Sin embargo, conspira contra éstos la inflación, que genera un permanente
aumento de los costos, y la propia bondad de los resultados financieros, ya que
las empresas, cuando se sienten respaldadas por el valor de sus activos, suelen
dejarse llevar por la tentación de ganar mercado y caja a costa de las
tarifas técnicas adecuadas.

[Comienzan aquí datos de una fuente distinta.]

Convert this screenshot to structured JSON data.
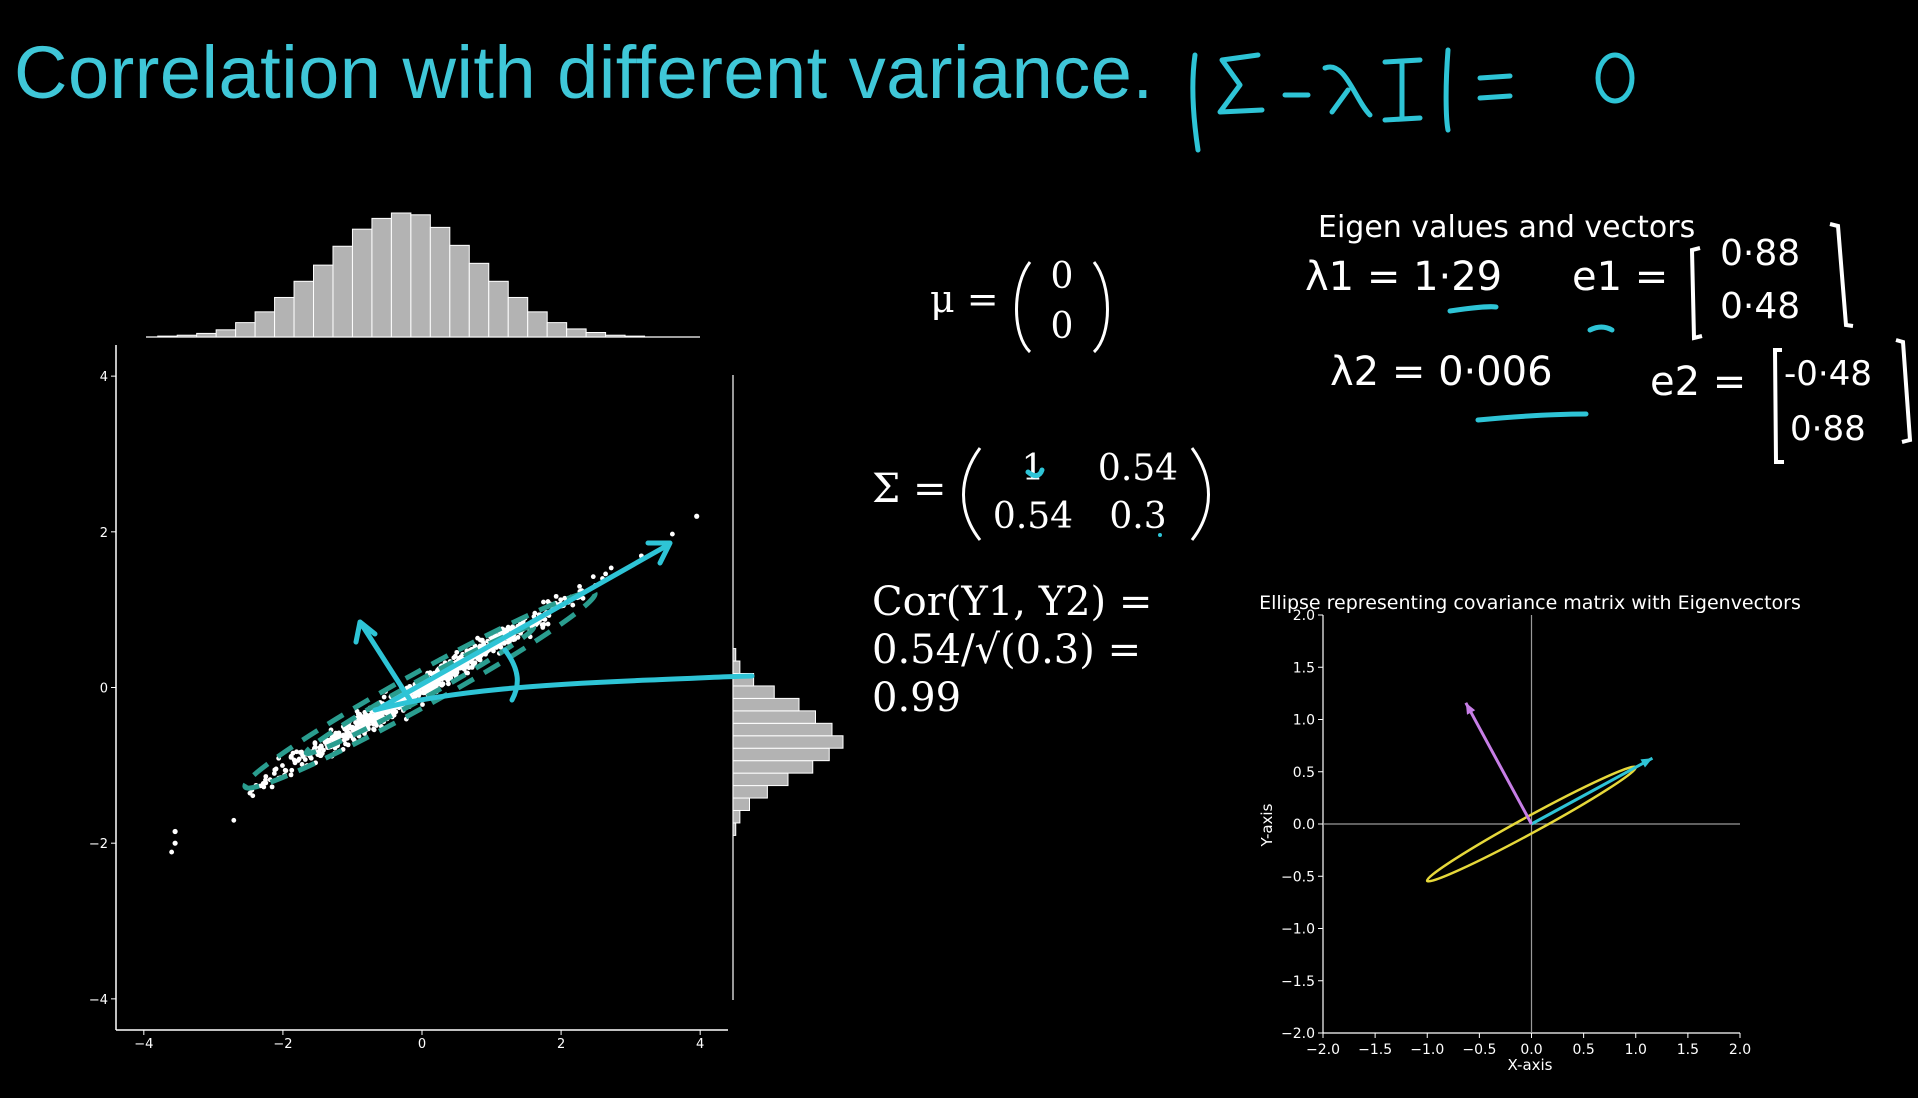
{
  "slide": {
    "title": "Correlation with different variance.",
    "handwritten_equation": "|Σ - λI| = 0",
    "mu_label": "μ =",
    "mu_vector": [
      "0",
      "0"
    ],
    "sigma_label": "Σ =",
    "sigma_matrix": [
      [
        "1",
        "0.54"
      ],
      [
        "0.54",
        "0.3"
      ]
    ],
    "correlation_lines": [
      "Cor(Y1, Y2) =",
      "0.54/√(0.3) =",
      "0.99"
    ],
    "eigen_heading": "Eigen values and vectors",
    "lambda1": "λ1 = 1·29",
    "e1_label": "e1 =",
    "e1_vector": [
      "0·88",
      "0·48"
    ],
    "lambda2": "λ2 = 0·006",
    "e2_label": "e2 =",
    "e2_vector": [
      "-0·48",
      "0·88"
    ],
    "ink_color": "#2ec4d6",
    "title_color": "#3fc7d8"
  },
  "chart_data": [
    {
      "type": "scatter",
      "title": "",
      "xlabel": "",
      "ylabel": "",
      "xlim": [
        -4.4,
        4.4
      ],
      "ylim": [
        -4.4,
        4.4
      ],
      "x_ticks": [
        -4,
        -2,
        0,
        2,
        4
      ],
      "y_ticks": [
        -4,
        -2,
        0,
        2,
        4
      ],
      "grid": false,
      "point_color": "#ffffff",
      "points_description_free": true,
      "main_axis_slope": 0.54,
      "x_range": [
        -3.6,
        3.6
      ],
      "marginal_x_histogram": {
        "bin_edges_start": -3.8,
        "bin_width": 0.28,
        "counts": [
          1,
          2,
          4,
          8,
          16,
          28,
          44,
          62,
          80,
          101,
          120,
          132,
          138,
          136,
          122,
          102,
          82,
          62,
          44,
          28,
          16,
          9,
          5,
          2,
          1,
          0
        ]
      },
      "marginal_y_histogram": {
        "bin_edges_start": -1.9,
        "bin_width": 0.16,
        "counts": [
          2,
          5,
          12,
          25,
          40,
          58,
          70,
          80,
          72,
          60,
          48,
          30,
          15,
          5,
          2,
          0
        ],
        "color": "#b3b3b3"
      },
      "overlay_ellipses_color": "#2a9d8f"
    },
    {
      "type": "line",
      "title": "Ellipse representing covariance matrix with Eigenvectors",
      "xlabel": "X-axis",
      "ylabel": "Y-axis",
      "xlim": [
        -2.0,
        2.0
      ],
      "ylim": [
        -2.0,
        2.0
      ],
      "x_ticks": [
        "−2.0",
        "−1.5",
        "−1.0",
        "−0.5",
        "0.0",
        "0.5",
        "1.0",
        "1.5",
        "2.0"
      ],
      "y_ticks": [
        "−2.0",
        "−1.5",
        "−1.0",
        "−0.5",
        "0.0",
        "0.5",
        "1.0",
        "1.5",
        "2.0"
      ],
      "ellipse": {
        "center": [
          0,
          0
        ],
        "semi_major": 1.14,
        "semi_minor": 0.08,
        "angle_deg": 28.6,
        "color": "#e6d83a"
      },
      "eigenvectors": [
        {
          "from": [
            0,
            0
          ],
          "to": [
            1.16,
            0.63
          ],
          "color": "#2ec4d6"
        },
        {
          "from": [
            0,
            0
          ],
          "to": [
            -0.63,
            1.16
          ],
          "color": "#c77ee6"
        }
      ],
      "grid": false
    }
  ]
}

De esa forma, los números con los que
concluye este primer trimestre del nuevo ejercicio pueden ser considerados un
anticipo de lo que son las posibilidades y los desafíos para 2010: un escenario
favorable, pero con numerosos frentes de incertidumbre.
Contribuyen a este clima de preocupación las reformas recientes implementadas
por decreto al régimen de riesgo del trabajo, que provocaron incrementos
significativos de primas de parte de las aseguradoras; pero en un contexto de
temor en las entidades por los peligros de mayor conflictividad del ramo.
No podemos concluir este editorial sin destacar un hecho que nos conforta y nos
estimula a seguir desarrollando nuestra tarea. Luchemos por la Vida nos distinguió
con un premio por nuestra labor periodística en la lucha contra la elevada
siniestralidad vial que afecta nuestro país. Por coincidir nuestro cierre
con el día en el que se difundió la nómina de premiados,
no podemos tratar en la presente edición este trascendente reconocimiento.